En déplacement à Bagnères-de-Bigorre, le président de la République n'a pas esquivé les questions des journalistes sur son collaborateur ainsi que le séisme qui ébranle l'exécutif.

Après son discours devant les élus de sa majorité dans les jardins de la Maison de l'Amérique latine, Emmanuel Macron s'est exprimé devant la presse au sujet de "l'affaire Benalla", pour la première fois depuis les révélations du Monde au sujet du collaborateur de l'Elysée, mis en examen pour des violences lors des manifestations du 1er mai.

"Je ne vais pas chercher des fusibles parce que vous avez envie de voir du sang et des larmes"

"Ça doit faire une heure que je suis là, personne ne m'en a pas parlé. A mon avis, la chaleur et la fatigue, c'est à Paris que ça monte à la tête", a d'abord ironisé le chef de l'Etat avant de développer son propos.

"J'ai dit ce que j'avais à dire et pris mes responsabilités. J'ai tiré les décisions au bon moment. Il faut que les gens gardent la raison. Il y a beaucoup de gens qui ont perdu la raison, qui disent beaucoup de choses fausses", a t-il poursuivi, adressant une pique à la presse qu'il accuse avoir "dit beaucoup de bêtises sur des salaires, des avantages...". "Tout ça était faux. Ce qui a été dit aux Français étaient des fadaises", estime t-il.

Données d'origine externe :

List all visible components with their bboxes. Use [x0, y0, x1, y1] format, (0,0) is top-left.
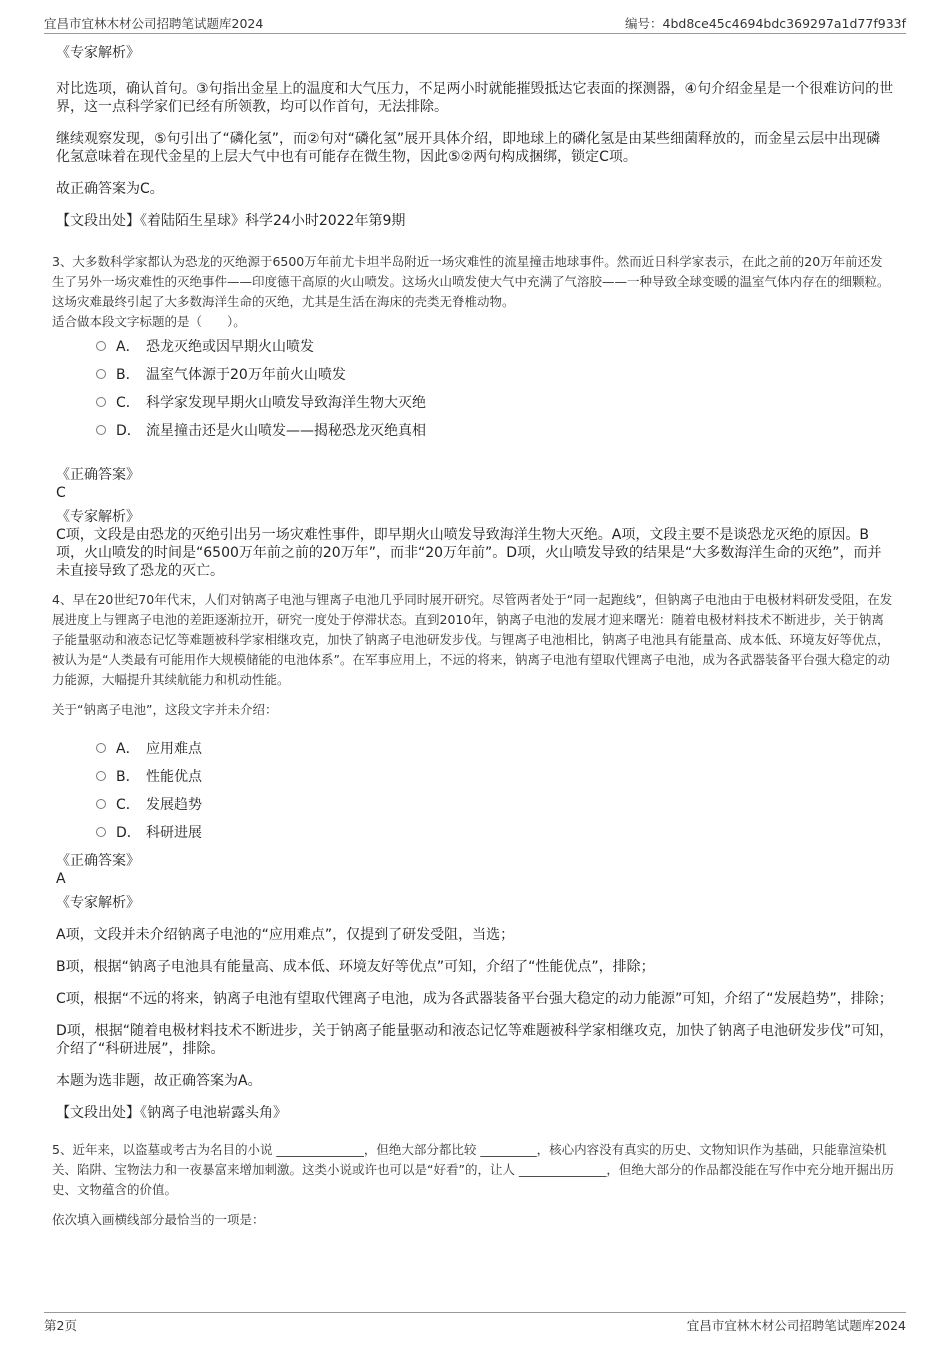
page-number: 第2页	[44, 1318, 77, 1333]
q4-question: 关于“钠离子电池”，这段文字并未介绍：	[52, 702, 278, 717]
q4-option-c-text: 发展趋势	[146, 797, 202, 813]
q4-options	[96, 734, 894, 846]
question-5	[52, 1140, 894, 1230]
q3-option-d[interactable]: D． 流星撞击还是火山喷发——揭秘恐龙灭绝真相	[96, 416, 894, 444]
header-doc-title: 宜昌市宜林木材公司招聘笔试题库2024	[44, 16, 264, 31]
q4-option-c[interactable]: C． 发展趋势	[96, 790, 894, 818]
q4-answer-label: 《正确答案》	[56, 853, 140, 869]
header-doc-id: 编号：4bd8ce45c4694bdc369297a1d77f933f	[625, 16, 906, 31]
question-3	[52, 252, 894, 332]
radio-icon[interactable]	[96, 743, 106, 753]
q4-source: 【文段出处】《钠离子电池崭露头角》	[56, 1105, 287, 1121]
q5-question: 依次填入画横线部分最恰当的一项是：	[52, 1212, 265, 1227]
q4-analysis-d: D项，根据“随着电极材料技术不断进步，关于钠离子能量驱动和液态记忆等难题被科学家相继攻克，加快了钠离子电池研发步伐”可知，介绍了“科研进展”，排除。	[56, 1023, 894, 1057]
q2-conclusion: 故正确答案为C。	[56, 181, 164, 197]
q3-option-b[interactable]: B． 温室气体源于20万年前火山喷发	[96, 360, 894, 388]
q4-option-b-text: 性能优点	[146, 769, 202, 785]
page-footer	[44, 1316, 906, 1334]
q3-analysis: C项，文段是由恐龙的灭绝引出另一场灾难性事件，即早期火山喷发导致海洋生物大灭绝。A项，文段主要不是谈恐龙灭绝的原因。B项，火山喷发的时间是“6500万年前之前的20万年”，而非“20万年前”。D项，火山喷发导致的结果是“大多数海洋生命的灭绝”，而并未直接导致了恐龙的灭亡。	[56, 527, 882, 579]
q4-option-a-text: 应用难点	[146, 741, 202, 757]
q2-analysis-para1: 对比选项，确认首句。③句指出金星上的温度和大气压力，不足两小时就能摧毁抵达它表面的探测器，④句介绍金星是一个很难访问的世界，这一点科学家们已经有所领教，均可以作首句，无法排除。	[56, 81, 894, 115]
q2-source: 【文段出处】《着陆陌生星球》科学24小时2022年第9期	[56, 213, 406, 229]
footer-divider	[44, 1312, 906, 1313]
q4-analysis-b: B项，根据“钠离子电池具有能量高、成本低、环境友好等优点”可知，介绍了“性能优点”，排除；	[56, 959, 655, 975]
q4-stem: 4、早在20世纪70年代末，人们对钠离子电池与锂离子电池几乎同时展开研究。尽管两者处于“同一起跑线”，但钠离子电池由于电极材料研发受阻，在发展进度上与锂离子电池的差距逐渐拉开，研究一度处于停滞状态。直到2010年，钠离子电池的发展才迎来曙光：随着电极材料技术不断进步，关于钠离子能量驱动和液态记忆等难题被科学家相继攻克，加快了钠离子电池研发步伐。与锂离子电池相比，钠离子电池具有能量高、成本低、环境友好等优点，被认为是“人类最有可能用作大规模储能的电池体系”。在军事应用上，不远的将来，钠离子电池有望取代锂离子电池，成为各武器装备平台强大稳定的动力能源，大幅提升其续航能力和机动性能。	[52, 592, 893, 687]
q3-expert-label: 《专家解析》	[56, 509, 140, 525]
q4-expert-label: 《专家解析》	[56, 895, 140, 911]
page-content	[52, 44, 894, 1230]
q3-options	[96, 332, 894, 444]
radio-icon[interactable]	[96, 799, 106, 809]
q3-option-c[interactable]: C． 科学家发现早期火山喷发导致海洋生物大灭绝	[96, 388, 894, 416]
q3-option-a-text: 恐龙灭绝或因早期火山喷发	[146, 339, 314, 355]
q4-option-a[interactable]: A． 应用难点	[96, 734, 894, 762]
radio-icon[interactable]	[96, 397, 106, 407]
q2-expert-label: 《专家解析》	[56, 45, 140, 61]
q3-stem: 3、大多数科学家都认为恐龙的灭绝源于6500万年前尤卡坦半岛附近一场灾难性的流星撞击地球事件。然而近日科学家表示，在此之前的20万年前还发生了另外一场灾难性的灭绝事件——印度德干高原的火山喷发。这场火山喷发使大气中充满了气溶胶——一种导致全球变暖的温室气体内存在的细颗粒。这场灾难最终引起了大多数海洋生命的灭绝，尤其是生活在海床的壳类无脊椎动物。	[52, 254, 890, 309]
q4-analysis-a: A项，文段并未介绍钠离子电池的“应用难点”，仅提到了研发受阻，当选；	[56, 927, 515, 943]
q3-option-a[interactable]: A． 恐龙灭绝或因早期火山喷发	[96, 332, 894, 360]
header-divider	[44, 33, 906, 34]
q4-conclusion: 本题为选非题，故正确答案为A。	[56, 1073, 262, 1089]
q3-answer: C	[56, 485, 66, 501]
q3-question: 适合做本段文字标题的是（ ）。	[52, 314, 246, 329]
q2-analysis-para2: 继续观察发现，⑤句引出了“磷化氢”，而②句对“磷化氢”展开具体介绍，即地球上的磷化氢是由某些细菌释放的，而金星云层中出现磷化氢意味着在现代金星的上层大气中也有可能存在微生物，因此⑤②两句构成捆绑，锁定C项。	[56, 131, 881, 165]
q4-option-b[interactable]: B． 性能优点	[96, 762, 894, 790]
radio-icon[interactable]	[96, 425, 106, 435]
q4-option-d[interactable]: D． 科研进展	[96, 818, 894, 846]
q4-answer: A	[56, 871, 66, 887]
question-4	[52, 590, 894, 720]
q4-analysis-c: C项，根据“不远的将来，钠离子电池有望取代锂离子电池，成为各武器装备平台强大稳定的动力能源”可知，介绍了“发展趋势”，排除；	[56, 991, 893, 1007]
q3-option-c-text: 科学家发现早期火山喷发导致海洋生物大灭绝	[146, 395, 426, 411]
q3-option-b-text: 温室气体源于20万年前火山喷发	[146, 367, 346, 383]
radio-icon[interactable]	[96, 369, 106, 379]
radio-icon[interactable]	[96, 827, 106, 837]
page-header	[44, 14, 906, 32]
q3-option-d-text: 流星撞击还是火山喷发——揭秘恐龙灭绝真相	[146, 423, 426, 439]
q4-option-d-text: 科研进展	[146, 825, 202, 841]
footer-doc-title: 宜昌市宜林木材公司招聘笔试题库2024	[686, 1318, 906, 1333]
radio-icon[interactable]	[96, 771, 106, 781]
q3-answer-label: 《正确答案》	[56, 467, 140, 483]
radio-icon[interactable]	[96, 341, 106, 351]
q5-stem: 5、近年来，以盗墓或考古为名目的小说 ______________，但绝大部分都比较 _________，核心内容没有真实的历史、文物知识作为基础，只能靠渲染机关、陷阱、宝物法力和一夜暴富来增加刺激。这类小说或许也可以是“好看”的，让人 ______________，但绝大部分的作品都没能在写作中充分地开掘出历史、文物蕴含的价值。	[52, 1142, 894, 1197]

Alors que les travaux de la Commission d'enquête parlementaire se poursuivent, non sans polémique, le président de la République a évoqué le cas d'Alexandre Benalla. " Je suis fier de l'avoir embauché à l'Elysée. Il a un parcours différent et a fait beaucoup de bonnes choses. Il a fait une faute, réelle, grave, que j'ai vécue comme une trahison. Quand il a fait une deuxième faute, il a été sanctionné plus durement, par un licenciement. La République exemplaire à laquelle je crois, ce n'est pas une République infaillible." dit-il, écartant l'idée de chercher d'autres responsables. "Je vais pas chercher des fusibles parce que vous avez envie de voir du sang et des larmes dans le tournant de l'été", a t-il encore commenté.